UO and Oregon State University scientists were baffled. New testing of mixtures of nanoparticles had led to an 88 percent mortality rate in zebrafish embryos, after earlier testing had found the materials to be free of toxins.
Looking more extensively, they found that a new automated delivery system, meant to speed the mixing of products for testing in the fish, created a synergistic, or multiplying, effect that triggered the toxicity.
The method used to analyze what was happening, it turns out, could provide a solution that could keep the nanotechnology field moving forward, said study co-author Jim Hutchison of the UO Department of Chemistry and Biochemistry.
While it isn’t clear that the new-found toxicity affecting zebrafish poses a threat to human health, the four-member research team said caution is necessary.
“Years after showing that these materials were the most benign and among the least toxic materials that we’ve ever seen, we did these experiments with the surfactants and found that, in this case, they were toxic,” Hutchison said. “Our new study gives us a wake-up call. This isn’t the first time that people have seen mixture toxicity, but it does remind us that two safe things mixed together doesn’t mean that the mixture is safe.”

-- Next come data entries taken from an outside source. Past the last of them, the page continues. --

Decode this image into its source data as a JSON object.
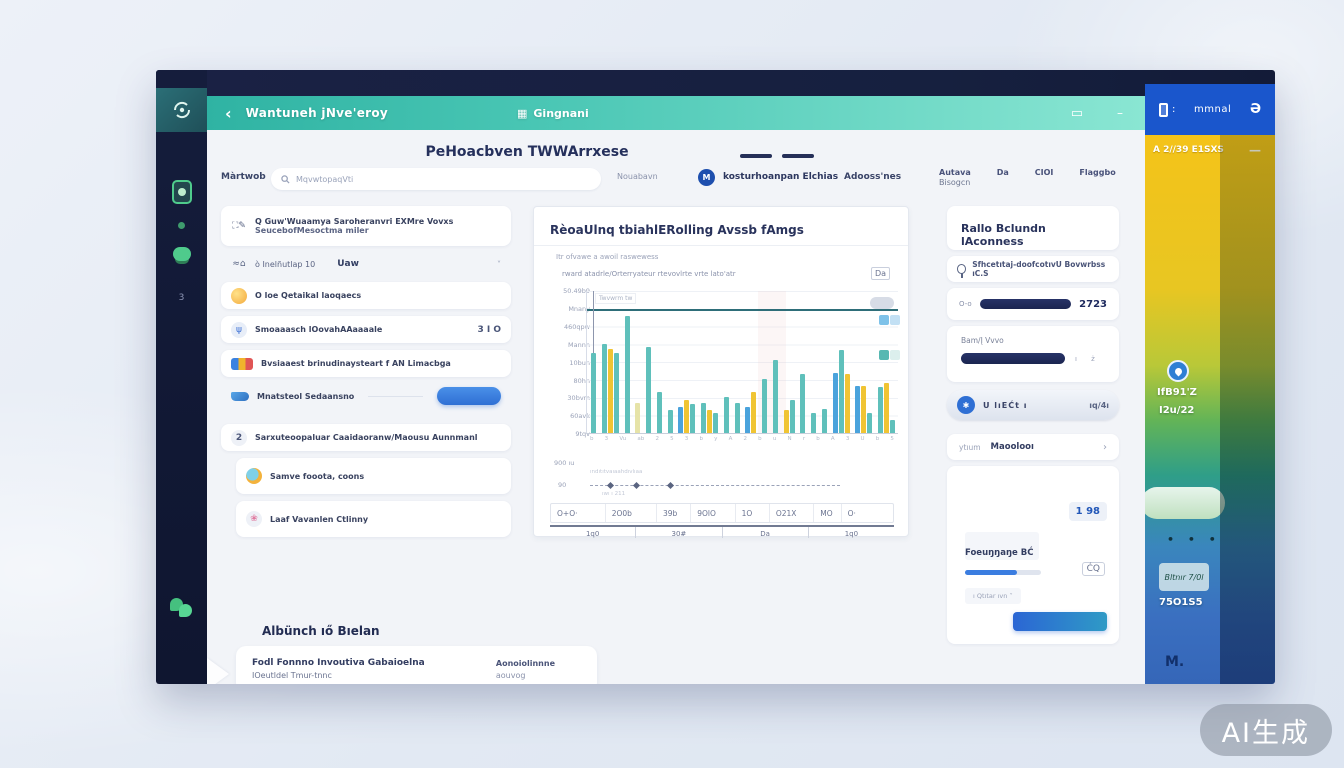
{
  "watermark": "AI生成",
  "titlebar": {},
  "sidebar": {
    "icons": [
      "card-icon",
      "dot-icon",
      "coins-icon"
    ],
    "count": "3"
  },
  "header": {
    "back": "‹",
    "title": "Wantuneh jNve'eroy",
    "center_icon": "▦",
    "center_label": "Gingnani",
    "screen_icon": "▭",
    "minimize": "–"
  },
  "account": {
    "label": "mmnal",
    "power": "Ə"
  },
  "strip": {
    "date": "A 2//39 E1SXS",
    "minimize": "—",
    "line1": "IfB91'Z",
    "line2": "I2u/22",
    "dots": "• • •",
    "badge": "Bltnır 7/0l",
    "value": "75O1S5",
    "logo": "M."
  },
  "toolbar": {
    "page_title": "PeHoacbven TWWArrxese",
    "search_label": "Màrtwob",
    "search_placeholder": "MqvwtopaqVti",
    "right_text": "Nouabavn",
    "avatar": "M",
    "user": "kosturhoanpan Elchias",
    "user2": "Adooss'nes",
    "meta": [
      {
        "l1": "Autava",
        "l2": "Bisogcn"
      },
      {
        "l1": "Da",
        "l2": ""
      },
      {
        "l1": "CIOI",
        "l2": ""
      },
      {
        "l1": "Flaggbo",
        "l2": ""
      }
    ]
  },
  "left_list": [
    {
      "kind": "card2",
      "icon": "li-glyphs",
      "glyph": "⛶✎",
      "line1": "Q Guw'Wuaamya Saroheranvri EXMre Vovxs",
      "line2": "SeucebofMesoctma miler"
    },
    {
      "kind": "select",
      "icon": "li-glyphs",
      "glyph": "≈⌂",
      "line1": "ò Inelñutlap 10",
      "value": "Uaw",
      "caret": "˅"
    },
    {
      "kind": "card",
      "icon": "li-orange",
      "glyph": "",
      "line1": "O loe Qetaikal laoqaecs"
    },
    {
      "kind": "card",
      "icon": "li-mic",
      "glyph": "ψ",
      "line1": "Smoaaasch lOovahAAaaaale",
      "right": "3 I O"
    },
    {
      "kind": "card",
      "icon": "li-multi",
      "glyph": "",
      "line1": "Bvsiaaest brinudinaysteart f AN Limacbga"
    },
    {
      "kind": "btnrow",
      "icon": "li-pen",
      "glyph": "",
      "line1": "Mnatsteol Sedaansno"
    },
    {
      "kind": "card",
      "icon": "li-num",
      "glyph": "2",
      "line1": "Sarxuteoopaluar Caaidaoranw/Maousu Aunnmanl"
    },
    {
      "kind": "cardind",
      "icon": "li-globe",
      "glyph": "",
      "line1": "Samve fooota, coons"
    },
    {
      "kind": "cardind",
      "icon": "li-ribbon",
      "glyph": "❀",
      "line1": "Laaf Vavanlen Ctlinny"
    }
  ],
  "archive": {
    "heading": "Albünch ıő Bıelan",
    "card_line1": "Fodl Fonnno Invoutiva Gabaioelna",
    "card_line2": "IOeutldel Tmur-tnnc",
    "right_line1": "Aonoiolinnne",
    "right_line2": "aouvog"
  },
  "chart_panel": {
    "title": "RèoaUlnq tbiahlERolling Avssb fAmgs",
    "sub1": "Itr ofvawe a awoil raswewess",
    "sub2": "rward atadrle/Orterryateur rtevovlrte vrte lato'atr",
    "corner_icon": "Da",
    "tooltip": "Twvwrm tw",
    "spark1_label": "900 ıu",
    "spark1_sub": "ındıtıtvaıaahdıvlıaa",
    "spark2_label": "90",
    "spark2_sub": "ıwı ı 211"
  },
  "chart_data": {
    "type": "bar",
    "title": "RèoaUlnq tbiahlERolling Avssb fAmgs",
    "y_labels": [
      "50.49b9",
      "Mnany",
      "460qpw",
      "Mannn",
      "10bun",
      "80hn",
      "30bvm",
      "60avk",
      "9tqv"
    ],
    "x_labels": [
      "b",
      "3",
      "Vu",
      "ab",
      "2",
      "5",
      "3",
      "b",
      "y",
      "A",
      "2",
      "b",
      "u",
      "N",
      "r",
      "b",
      "A",
      "3",
      "U",
      "b",
      "5"
    ],
    "colors": {
      "t": "#5fc0bb",
      "b": "#4aa3dc",
      "y": "#f0c433",
      "ly": "#e6e3a8"
    },
    "groups": [
      [
        [
          "t",
          56
        ]
      ],
      [
        [
          "t",
          62
        ],
        [
          "y",
          59
        ],
        [
          "t",
          56
        ]
      ],
      [
        [
          "t",
          82
        ]
      ],
      [
        [
          "ly",
          21
        ]
      ],
      [
        [
          "t",
          60
        ]
      ],
      [
        [
          "t",
          29
        ]
      ],
      [
        [
          "t",
          16
        ]
      ],
      [
        [
          "b",
          18
        ],
        [
          "y",
          23
        ],
        [
          "t",
          20
        ]
      ],
      [
        [
          "t",
          21
        ],
        [
          "y",
          16
        ],
        [
          "t",
          14
        ]
      ],
      [
        [
          "t",
          25
        ]
      ],
      [
        [
          "t",
          21
        ]
      ],
      [
        [
          "b",
          18
        ],
        [
          "y",
          29
        ]
      ],
      [
        [
          "t",
          38
        ]
      ],
      [
        [
          "t",
          51
        ]
      ],
      [
        [
          "y",
          16
        ],
        [
          "t",
          23
        ]
      ],
      [
        [
          "t",
          41
        ]
      ],
      [
        [
          "t",
          14
        ]
      ],
      [
        [
          "t",
          17
        ]
      ],
      [
        [
          "b",
          42
        ],
        [
          "t",
          58
        ],
        [
          "y",
          41
        ]
      ],
      [
        [
          "b",
          33
        ],
        [
          "y",
          33
        ],
        [
          "t",
          14
        ]
      ],
      [
        [
          "t",
          32
        ],
        [
          "y",
          35
        ],
        [
          "t",
          9
        ]
      ]
    ],
    "legend": [
      {
        "a": "#7ec2e9",
        "b": "#c2e0f4"
      },
      {
        "a": "#57b8b2",
        "b": "#dcefed"
      }
    ],
    "table_values": [
      "O+O·",
      "2O0b",
      "39b",
      "9OlO",
      "1O",
      "O21X",
      "MO",
      "O·"
    ],
    "bottom_labels": [
      "1q0",
      "30#",
      "Da",
      "1q0"
    ]
  },
  "right_panel": {
    "title": "Rallo Bclundn lAconness",
    "access_text": "Sfhcetıtaj-doofcotıvU Bovwrbss ıC.S",
    "stat_prefix": "O-o",
    "stat_value": "2723",
    "balance_label": "Bam/Į Vvvo",
    "balance_small": "ı ż",
    "pill_icon": "✱",
    "pill_text": "U lıEĆt ı",
    "pill_value": "ıq/4ı",
    "link_left": "ytıum",
    "link_label": "Maoolooı",
    "link_chevron": "›",
    "badge": "1 98",
    "card_label": "Foeuŋŋaŋe BĆ",
    "copy_icon": "ĆQ",
    "note": "ı Qtıtar ıvn  ˅"
  }
}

The new research looked at biocompatible gold nanoparticles combined with surfactants in the formulation of nanomaterials. The findings are in a paper published in the June 26 issue of the journal ACS Nano.

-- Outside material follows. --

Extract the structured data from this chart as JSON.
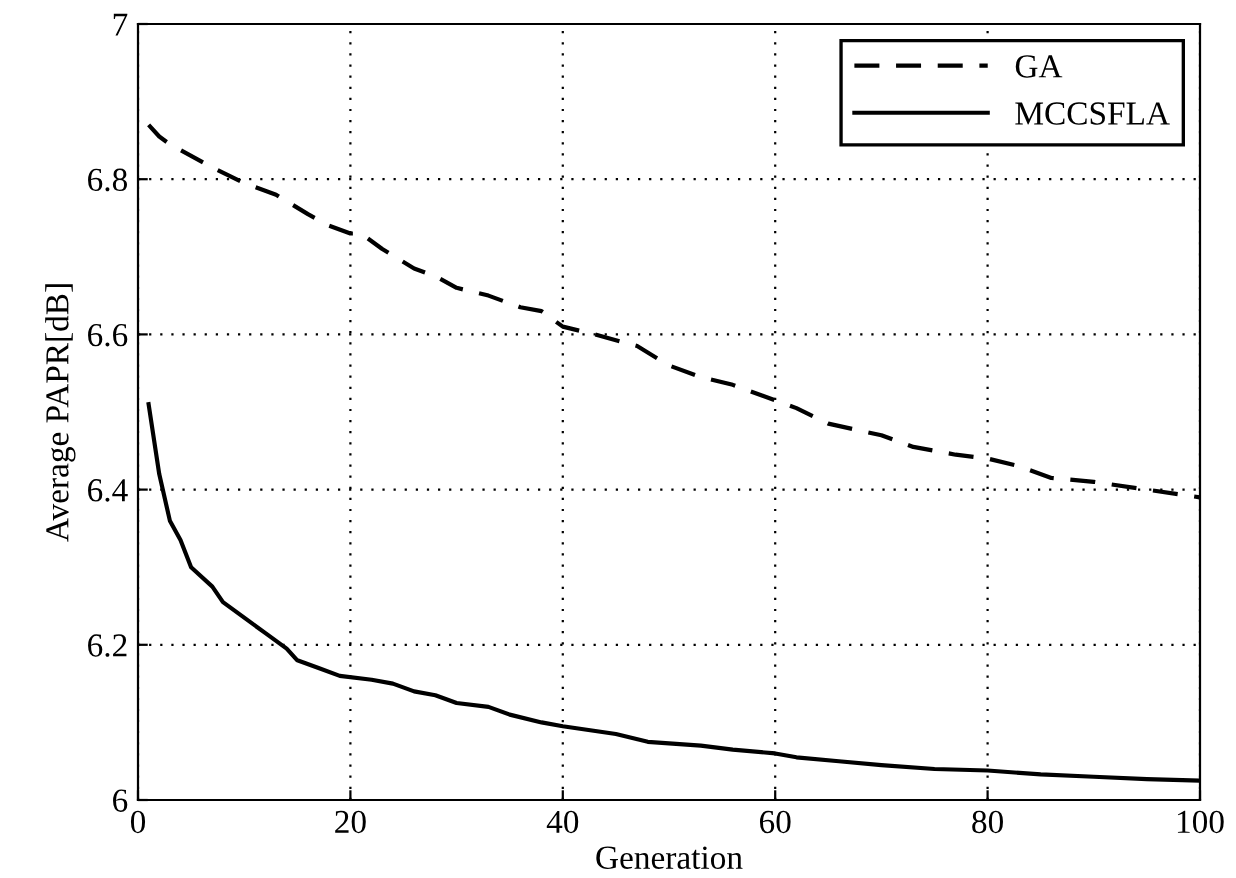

In nanotechnology’s infancy, toxicologists hand delivered nanoparticles using pipettes for exposure to zebrafish. Based on that approach, Hutchison and OSU co-author Robert Tanguay had found that the widely used mix of inorganic nanoparticles and surfactants, individually, were not toxic to the fish.
However, they found, the automation — using inkjet-printer-like devices to rapidly inject materials employing small amounts of surfactant to control the size of the delivered droplets — brought an unforeseen change.
The mortality among the embryos first emerged as the researchers used the surfactant polysorbate 20. Results were similar using polysorbate 80 and sodium dodecyl sulfate.
Surfactants are compounds that reduce surface tension in liquids and other substances to improve mixing. Polysorbates are surfactants and emulsifiers commonly used in laundry detergent, suntan lotions, cosmetics and ice cream.
The discovery was made using a technique known as diffusion-ordered NMR spectroscopy, an adaptation of nuclear magnetic resonance that reveals how particles diffuse in solution. Movement slowed as increasing amounts of the surfactants assembled on the outside of the gold nanoparticles.
The result was increased uptake and toxicity in the zebrafish.
The National Science Foundation and National Institutes of Health funded the new research. The earlier work was done under the Safer Nanomaterials and Nanomanufacturing Initiative funded by the Air Force Research Laboratory through the Oregon Nanoscience and Microtechnologies Institute.
The NMR technique could be used as an early rapid-screening approach that would allow industry to assure safety by reformulating their products before large investments have been made, Hutchison said.
Hutchison and Tanguay are internationally known for pioneering the use of green chemistry, also known as sustainable chemistry, in designing nanoparticles. The technique uses molecular design principles to produce safer chemicals, reduce toxicity and minimize waste.
Aurora L. Ginzburg, a UO doctoral student, led the analysis using equipment in the UO’s Center for Advanced Materials Characterization in Oregon, or CAMCOR. Lisa Truong, deputy director of OSU’s Sinnhuber Aquatic Research Laboratory, also was a co-author.